Thank you Go community for all the love that you showered on Badger. Within 8 hours of announcing Badger, the blog post made it to the first page of Hacker News. And within three days, the Github repo received 1250 stars, having crossed 1500 by the time of this post. We have already merged contributions and received feedback that we need to work on.
All this goes to show how much people enjoy Go native libraries. They
make things easier. Any tool, library or system written in Go can now just run go get
github.com/dgraph-io/badger
, and they have a fast, efficient key-value store to use.

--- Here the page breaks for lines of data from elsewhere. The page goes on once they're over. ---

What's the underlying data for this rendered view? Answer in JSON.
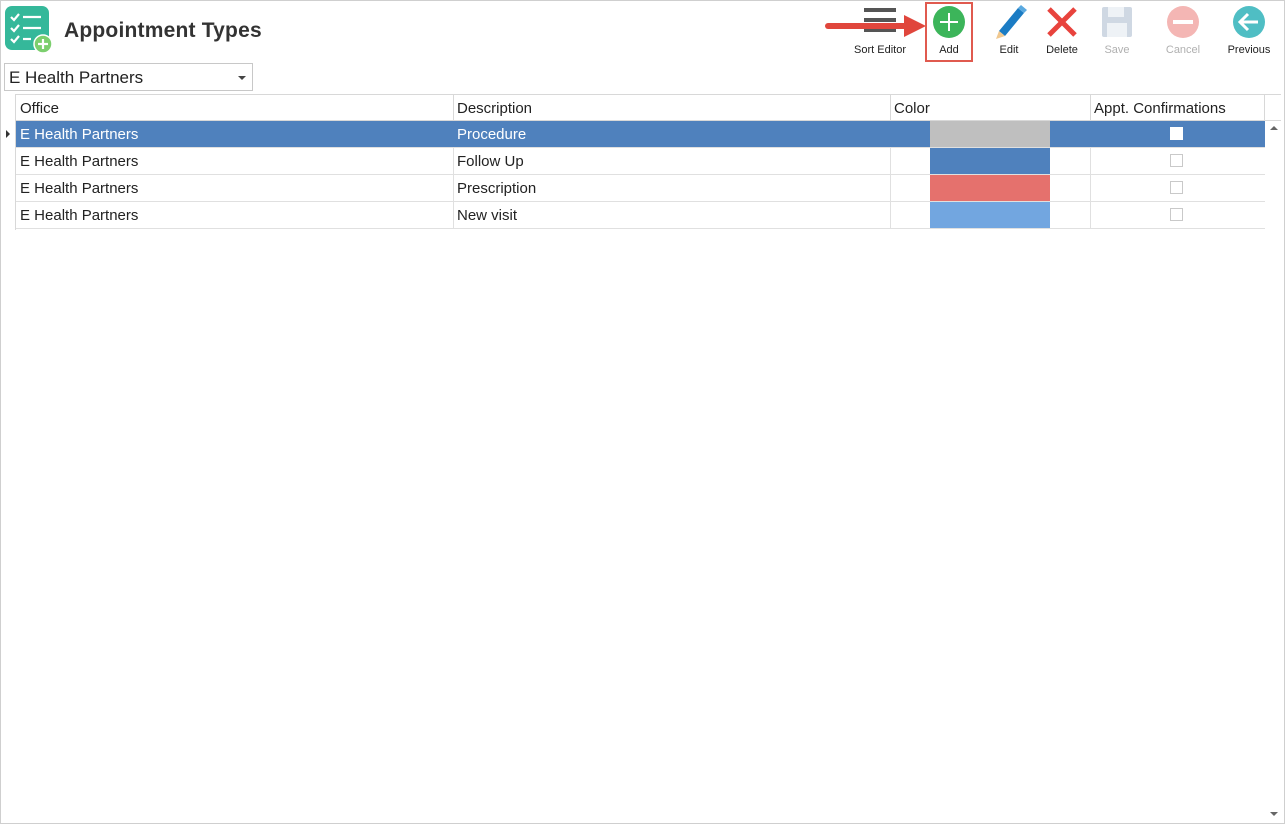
{
  "page": {
    "title": "Appointment Types"
  },
  "toolbar": {
    "sort_editor": "Sort Editor",
    "add": "Add",
    "edit": "Edit",
    "delete": "Delete",
    "save": "Save",
    "cancel": "Cancel",
    "previous": "Previous"
  },
  "office_filter": {
    "selected": "E Health Partners"
  },
  "grid": {
    "columns": [
      "Office",
      "Description",
      "Color",
      "Appt. Confirmations"
    ],
    "rows": [
      {
        "office": "E Health Partners",
        "description": "Procedure",
        "color": "#bfbfbf",
        "confirmations": false,
        "selected": true
      },
      {
        "office": "E Health Partners",
        "description": "Follow Up",
        "color": "#4f81bd",
        "confirmations": false,
        "selected": false
      },
      {
        "office": "E Health Partners",
        "description": "Prescription",
        "color": "#e5716d",
        "confirmations": false,
        "selected": false
      },
      {
        "office": "E Health Partners",
        "description": "New visit",
        "color": "#72a6e0",
        "confirmations": false,
        "selected": false
      }
    ]
  },
  "colors": {
    "add_green": "#3cb55a",
    "delete_red": "#e8433d",
    "edit_blue": "#1b7cc4",
    "previous_teal": "#4fbec4",
    "cancel_pink": "#f4b6b4",
    "highlight": "#e05a4f",
    "selection": "#4f81bd",
    "logo_teal": "#35b89a"
  }
}
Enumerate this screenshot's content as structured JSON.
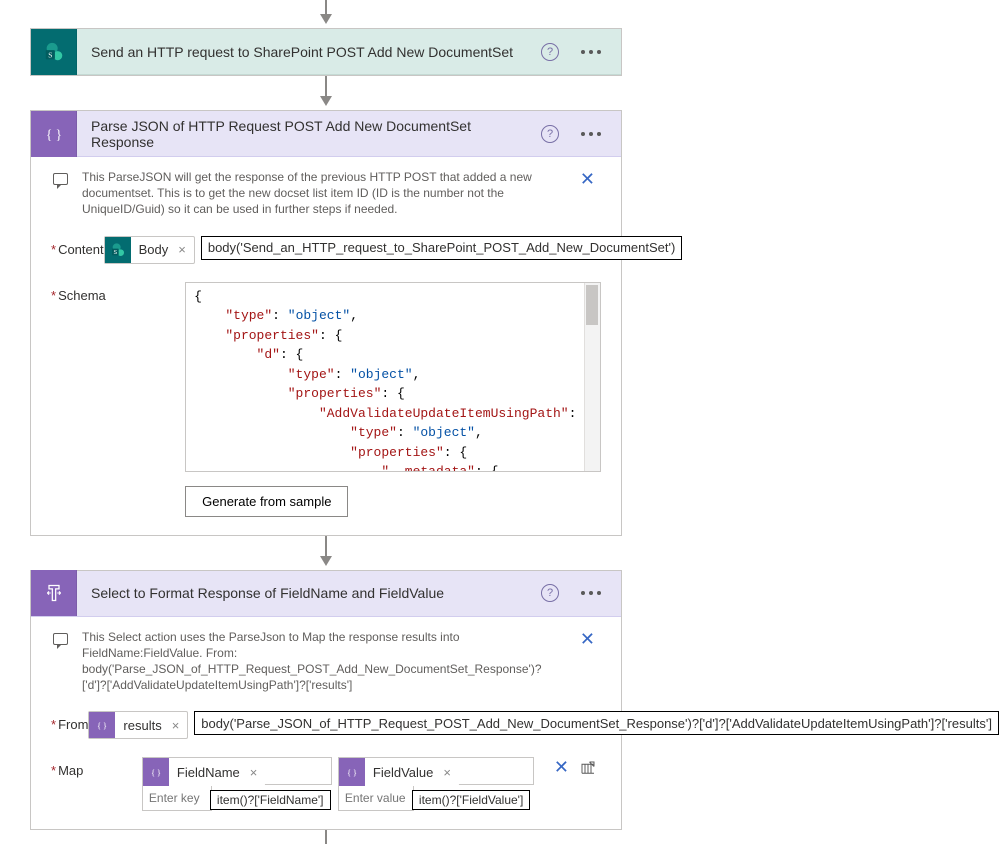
{
  "step1": {
    "title": "Send an HTTP request to SharePoint POST Add New DocumentSet"
  },
  "step2": {
    "title": "Parse JSON of HTTP Request POST Add New DocumentSet Response",
    "comment": "This ParseJSON will get the response of the previous HTTP POST that added a new documentset. This is to get the new docset list item ID (ID is the number not the UniqueID/Guid) so it can be used in further steps if needed.",
    "label_content": "Content",
    "label_schema": "Schema",
    "token_body": "Body",
    "formula_body": "body('Send_an_HTTP_request_to_SharePoint_POST_Add_New_DocumentSet')",
    "schema_line_open": "{",
    "schema_k_type": "\"type\"",
    "schema_v_object": "\"object\"",
    "schema_k_properties": "\"properties\"",
    "schema_k_d": "\"d\"",
    "schema_k_addvalidate": "\"AddValidateUpdateItemUsingPath\"",
    "schema_k_metadata": "\"__metadata\"",
    "btn_generate": "Generate from sample"
  },
  "step3": {
    "title": "Select to Format Response of FieldName and FieldValue",
    "comment": "This Select action uses the ParseJson to Map the response results into FieldName:FieldValue. From: body('Parse_JSON_of_HTTP_Request_POST_Add_New_DocumentSet_Response')?['d']?['AddValidateUpdateItemUsingPath']?['results']",
    "label_from": "From",
    "label_map": "Map",
    "token_results": "results",
    "formula_from": "body('Parse_JSON_of_HTTP_Request_POST_Add_New_DocumentSet_Response')?['d']?['AddValidateUpdateItemUsingPath']?['results']",
    "token_fieldname": "FieldName",
    "token_fieldvalue": "FieldValue",
    "ph_enterkey": "Enter key",
    "ph_entervalue": "Enter value",
    "formula_fname": "item()?['FieldName']",
    "formula_fvalue": "item()?['FieldValue']"
  }
}
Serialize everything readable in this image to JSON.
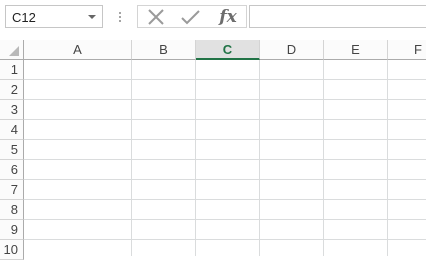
{
  "formula_bar": {
    "name_box_value": "C12",
    "fx_label": "fx",
    "formula_value": ""
  },
  "columns": [
    "A",
    "B",
    "C",
    "D",
    "E",
    "F"
  ],
  "selected_column": "C",
  "rows": [
    "1",
    "2",
    "3",
    "4",
    "5",
    "6",
    "7",
    "8",
    "9",
    "10"
  ],
  "colors": {
    "accent": "#217346",
    "header_bg": "#fbfbfb",
    "selected_header_bg": "#e1e1e1",
    "gridline": "#dadcdd"
  }
}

Dgraph users have been asking us about embeddable and go gettable Dgraph for a while. After hearing from many different users independently, I decided to create a Github issue to track it.
We had two dependencies on Cgo which prevented go get
able Dgraph in the past:
- ICU library to do tokenization and full-text search.
- RocksDB as the key-value store.
Back in Q1 2017, we got rid of C based ICU library and switched to using parts of Bleve. Bleve simplified our code base, at the cost of losing CJK support. But, we thought that’s a trade-off we can live with for the time being.
The second step of replacing RocksDB was a lot harder, and a lot more interesting journey, culminating in the release of Badger.
Today, we pushed a
change to
Dgraph master branch to switch to Badger. That single change resulted in 450K deleted lines and made Dgraph
go get
able. This is an exciting day for the Dgraph team, as it simplifies our lives as
developers hugely.
Not only would we have simpler, faster builds and releases; we’d also have profiles going all the way down to the disk, and all the way out to the RAM. Every aspect of Dgraph system can now be tweaked for performance. No hard language boundaries, and that’s powerful.
I adore changes which delete more code than they add, while also gaining simplicity and functionality. This change is one of those.
![](upload://iwF0D8JInZXRRBxJ2kkhurmtrO4.png) ![](upload://8x2Kig15moS5nzIgffuevlFlH1L.png)
Happy go getting! It needs a bit more work before Dgraph can be embedded in your Go code, but that is coming soon to master. It would be part of the v0.8 release.
Disclaimer: Dgraph in master branch contains latest changes and isn’t thoroughly tested. Use it at your own risk.